Outra semelhança com o Brasil de 64 foi o argumento do novo “presidente”, Roberto Micheletti, às pressas indicado pelo Congresso para legalizar o golpe. “Manuel Zelaya renunciou, então o cargo ficou vago”. Que argumento! Zelaya desmentiu a renúncia. Mas mesmo que tivesse renunciado, para salvar a própria vida e não virar um novo Allende, o ato seria juridicamente nulo, pois obtido sob evidente coação. É como se Pedro Carmona, o golpista venezuelano de 2002, dissesse: “Pois é, o palácio de Miraflores estava vazio, o presidente Hugo Chavez se fora, aí eu entrei e tomei posse”.
Em 1964 o Congresso, para legalizar o golpe, com o apoio de quase toda a mídia e muito mais, declarou a presidência vaga porque o presidente João Goulart “abandonara” a capital federal “sem autorização” do parlamento, e deu posse interina ao presidente da Câmara, Rainieri Mazzili. Também, que argumento notável! É a lógica do golpe: primeiro se dá o golpe, depois se busca alguma lógica que o justifique, para além de seus sórdidos interesses.
Algumas lembranças sobre Honduras. Na última metade do século XX o país abrigou uma série de operações militares de direita, organizadas/apoiadas/levadas a cabo pela CIA. Nos últimos 30 anos do século essas operações foram particularmente aprofundadas pelos governos republicanos. A partir de 1977 (quando Jimmy Carter era presidente e as operações da CIA estavam “congeladas”) instalou-se no país uma “operação Charly”, sob supervisão de militares argentinos ligados ao “Batalhão 601”, que, por sua vez, era diretamente ligado ao general Leopoldo Galtieri que, em 1981, assumiu a presidência com um “golpe dentro do golpe”. Os membros do “601” treinaram, em Honduras, o Batalhão 316, especializado em seqüestros, torturas, assassinatos e “desaparecimentos”. Honduras tornou-se, sobretudo em seu quartel de Lepaterique, um centro irradiador de ações militares anti-esquerdistas no próprio país e nos vizinhos, como em El Salvador e na Nicarágua.

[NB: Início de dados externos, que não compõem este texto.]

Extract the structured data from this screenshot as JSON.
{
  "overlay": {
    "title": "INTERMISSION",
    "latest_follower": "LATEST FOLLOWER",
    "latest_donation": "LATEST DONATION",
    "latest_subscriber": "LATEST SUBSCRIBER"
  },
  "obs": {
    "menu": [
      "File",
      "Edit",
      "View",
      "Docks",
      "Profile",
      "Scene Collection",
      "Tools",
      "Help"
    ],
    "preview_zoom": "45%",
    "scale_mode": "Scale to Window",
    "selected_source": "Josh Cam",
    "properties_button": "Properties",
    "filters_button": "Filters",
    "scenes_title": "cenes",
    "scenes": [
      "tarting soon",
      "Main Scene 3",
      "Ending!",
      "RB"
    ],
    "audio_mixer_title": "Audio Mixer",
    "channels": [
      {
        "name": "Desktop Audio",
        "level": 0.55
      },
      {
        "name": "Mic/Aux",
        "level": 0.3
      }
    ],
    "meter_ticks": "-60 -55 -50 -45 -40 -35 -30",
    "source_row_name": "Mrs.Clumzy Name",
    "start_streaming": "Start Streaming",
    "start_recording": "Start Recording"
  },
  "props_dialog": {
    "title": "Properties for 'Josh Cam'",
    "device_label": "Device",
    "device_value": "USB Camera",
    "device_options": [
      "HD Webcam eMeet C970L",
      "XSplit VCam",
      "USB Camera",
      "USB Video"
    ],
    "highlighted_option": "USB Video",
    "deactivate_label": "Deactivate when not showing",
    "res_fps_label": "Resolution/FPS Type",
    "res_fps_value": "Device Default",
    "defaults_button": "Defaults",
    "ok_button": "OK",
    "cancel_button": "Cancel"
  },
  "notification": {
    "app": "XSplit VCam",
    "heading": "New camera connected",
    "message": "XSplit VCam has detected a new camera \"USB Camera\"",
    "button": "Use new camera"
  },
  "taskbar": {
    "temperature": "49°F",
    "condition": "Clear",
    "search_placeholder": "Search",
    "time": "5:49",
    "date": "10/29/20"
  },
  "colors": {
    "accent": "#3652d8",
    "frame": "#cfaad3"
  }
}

Essas operações também contaram com o apoio do governo de Pinochet, do Chile. A partir da posse de Reagan, em 1981, as operações desse tipo foram retomadas e aprofundadas. Nem mesmo a Guerra das Malvinas, em 1982, interrompeu essa “frutífera cooperação” entre a CIA e militares argentinos, ao que parece, durou pelo menos até 1984, e com as bênçãos do papa João Paulo II e o auxílio do embaixador John Negroponte, nomeado por Reagan para Tegucigalpa, que foi o cabeça-de-ponte de sua administração na América Central e depois foi indicado embaixador na ONU! O que colocou aquela colaboração na estante da história foi a restauração da democracia na Argentina, a partir de 1983.
Portanto, vê-se que o presente golpe em Honduras tem longas raízes. Não sei se os golpistas que invadiram a casa do presidente Zelaya foram ou são remanescentes do famigerado “316”, mas sem dúvida seu espírito ia com eles. O que os militares e os golpistas civis não souberam avaliar é que o mundo ao seu redor mudou bastante. A América Latina, a América Central, a América do Sul não são mais as mesmas. Nem mesmo a OEA e os Estados Unidos são os mesmos do ano passado. Já pensaram, caros leitores e leitoras, no que aconteceria se Bush filho e Rice pianista continuassem na Casa Branca?
Flávio Aguiar é correspondente internacional da Agência Carta Maior.